Footage also shows one Israeli thug attacking a taxi reportedly belonging to an ethnic Arab resident with crowbar, which prompted other Dutch Arab cab drivers to attack the hooligans, which was broken up by the police.
Maccabi hooligans were also reported to have begun attacking Arab residents in the Dutch capital earlier, as well as chanting obscene racist slogans against Palestinians and Arabs.
As reported by the Clash Report, the Maccabi fans, who were protected by police, “chanted anti-Arab slurs and a genocidal song in Amsterdam”, including lines such as “there are no schools in Gaza because there are no children left”, “Let the IDF win to fuck the Arabs” and “Fuck you Palestine”.
The tensions had been simmering days in advance, with Dutch authorities banning pro-Palestine protests against hosting the club in the city, in anticipation of clashes with the visiting Israeli fans. Amsterdam is considered the 'Arab capital' of the Netherlands, with over 77,000 residents being of Moroccan descent.
Before the game, pro-Palestine protesters did convene at both the Johan Cruyff Arena, where the match was played and where riot police were called in to disperse pro-Palestine protesters from marching on the stadium.
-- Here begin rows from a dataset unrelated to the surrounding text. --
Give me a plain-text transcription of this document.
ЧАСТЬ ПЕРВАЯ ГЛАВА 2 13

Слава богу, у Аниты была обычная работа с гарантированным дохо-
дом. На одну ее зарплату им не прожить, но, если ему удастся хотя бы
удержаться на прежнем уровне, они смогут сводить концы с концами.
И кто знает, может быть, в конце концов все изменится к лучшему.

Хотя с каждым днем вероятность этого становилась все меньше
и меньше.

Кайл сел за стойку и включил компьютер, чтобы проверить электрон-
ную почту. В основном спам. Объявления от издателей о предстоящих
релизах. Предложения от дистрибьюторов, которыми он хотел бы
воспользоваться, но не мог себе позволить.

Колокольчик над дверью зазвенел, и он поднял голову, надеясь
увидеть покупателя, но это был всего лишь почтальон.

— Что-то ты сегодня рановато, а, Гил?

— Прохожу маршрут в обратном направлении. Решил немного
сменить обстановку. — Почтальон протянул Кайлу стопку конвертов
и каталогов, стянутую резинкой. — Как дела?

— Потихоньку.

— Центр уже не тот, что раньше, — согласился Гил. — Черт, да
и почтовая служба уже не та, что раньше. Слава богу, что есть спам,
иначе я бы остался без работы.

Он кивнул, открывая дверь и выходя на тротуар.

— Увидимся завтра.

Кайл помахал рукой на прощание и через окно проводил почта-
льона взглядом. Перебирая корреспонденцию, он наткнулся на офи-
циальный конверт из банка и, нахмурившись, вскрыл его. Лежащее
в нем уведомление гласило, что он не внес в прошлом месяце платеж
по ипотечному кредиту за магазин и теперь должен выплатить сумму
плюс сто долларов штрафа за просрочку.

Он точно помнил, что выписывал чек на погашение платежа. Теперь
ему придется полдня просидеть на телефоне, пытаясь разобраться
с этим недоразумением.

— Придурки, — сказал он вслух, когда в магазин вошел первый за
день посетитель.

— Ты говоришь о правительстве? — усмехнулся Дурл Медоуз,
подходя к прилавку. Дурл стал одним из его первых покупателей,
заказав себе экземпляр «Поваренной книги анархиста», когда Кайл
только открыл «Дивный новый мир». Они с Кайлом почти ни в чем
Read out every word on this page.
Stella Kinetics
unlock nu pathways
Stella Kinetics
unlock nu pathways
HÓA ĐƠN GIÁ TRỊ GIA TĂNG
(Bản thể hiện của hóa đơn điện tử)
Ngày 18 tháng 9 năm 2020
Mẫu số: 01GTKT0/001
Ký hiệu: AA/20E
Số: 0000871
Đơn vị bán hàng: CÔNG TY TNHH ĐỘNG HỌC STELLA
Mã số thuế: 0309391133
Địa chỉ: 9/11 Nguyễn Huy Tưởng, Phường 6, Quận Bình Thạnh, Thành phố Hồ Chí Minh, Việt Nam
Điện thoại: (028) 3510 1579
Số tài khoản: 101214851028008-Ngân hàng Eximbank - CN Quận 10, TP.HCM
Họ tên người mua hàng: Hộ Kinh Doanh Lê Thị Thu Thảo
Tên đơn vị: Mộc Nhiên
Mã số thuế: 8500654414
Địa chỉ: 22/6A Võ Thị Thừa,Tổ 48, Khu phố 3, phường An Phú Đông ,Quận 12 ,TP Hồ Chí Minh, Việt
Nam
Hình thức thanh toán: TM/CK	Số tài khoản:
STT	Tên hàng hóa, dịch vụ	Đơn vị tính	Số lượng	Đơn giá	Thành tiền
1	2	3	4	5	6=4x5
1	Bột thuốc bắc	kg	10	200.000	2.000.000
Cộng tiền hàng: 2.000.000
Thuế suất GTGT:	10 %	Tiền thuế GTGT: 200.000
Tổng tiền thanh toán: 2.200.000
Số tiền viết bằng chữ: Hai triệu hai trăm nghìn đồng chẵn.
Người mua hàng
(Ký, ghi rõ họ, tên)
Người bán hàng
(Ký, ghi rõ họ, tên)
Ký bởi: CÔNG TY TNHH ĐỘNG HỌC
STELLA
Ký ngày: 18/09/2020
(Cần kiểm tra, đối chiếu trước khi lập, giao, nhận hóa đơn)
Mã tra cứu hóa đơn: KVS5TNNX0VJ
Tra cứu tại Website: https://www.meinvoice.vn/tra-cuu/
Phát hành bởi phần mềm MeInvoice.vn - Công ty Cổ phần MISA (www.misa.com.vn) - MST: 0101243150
However, most of the violence between the Maccabi hooligans and Amsterdam residents occurred before and after the game in the city centre.
After the game, and with word spreading of earlier Israeli violence against Arab residents, young Arab residents of Amsterdam took to the streets to confront the Israeli fans, prompting running street clashes with the Maccabi hooligans, as well as reports of members of a Moroccan Dutch Ajax ultras group chasing the Israelis through the city after the game using 'hit-and-run' tactics according to the Dutch police.
Israeli reports subsequently claimed the violence was organised and pre-planned.
At least 10 of the Israeli hooligans were injured, including some either being thrown into or jumping into Amsterdam’s famous canals. Other videos show Israeli hooligans taunting Arab residents, only to be chased and then knocked out.
Police said 62 people were arrested and five people hospitalised after the outbreak of violence by the Maccabi hooligans, without providing further details.
The Israeli government said it would send planes to fly its citizens home but later said it would pursue 'civilian solutions'.
Eyewitnesses and video shows many of the fans masked, prompting speculation that Israeli agent provocateurs were among the thugs in an attempt to provoke violence.
This comes amid a report in the Dutch newspaper De Telegraaf on Tuesday that Mossad agents would be accompanying the Maccabi fans to Amsterdam out of“safety concerns”.
The Israeli government and pro-Israel officials were quick to frame the violence instigated by the Maccabi hooligans to claim that it was an anti-Israel or “antisemitic” attack by Arab Dutch residents.
Dutch Prime Minister Dick Schoof denounced the "completely unacceptable anti-Semitic attacks on Israelis".
Israeli President Isaac Herzog condemned the clashes in Amsterdam after the Europa League football match, saying the "shocking images" of violence were reminiscent of the Hamas attack on October 7 last year.
British academic and renowned anti-Islam figure Niall Ferguson took to social media site X to proclaim the violence as “shocking and disgraceful scenes of antisemitic violence”, while US pro-Israel writer Bari Weiss referred to it as a "pogrom".
The pro-Israel “Combat Antisemitism Movement” referred to the events as “a new Kristallnacht”, in reference to the outburst of anti-Jewish violence in Nazi Germany on 9 November, 1938.
The leaders of France, and Germany as well as the U.S. anti-Semitism tsar all rushed to portray the incidents as motivated by anti-Semitism.
But Amsterdam councilman Jazie Veldhuyzen, speaking to Al Jazeera on Friday, confirmed that it was the Israeli fans who began the violence.
“They began attacking houses of people in Amsterdam with Palestinian flags, so that’s actually where the violence started,” Veldhuyzen said.
“As a reaction, Amsterdammers mobilised themselves and countered the attacks that started on Wednesday by the Maccabi hooligans.”
Dutch authorities said on Friday that the capital is now calm, and the Amsterdam police said they would track down any more citizen involved in the violence.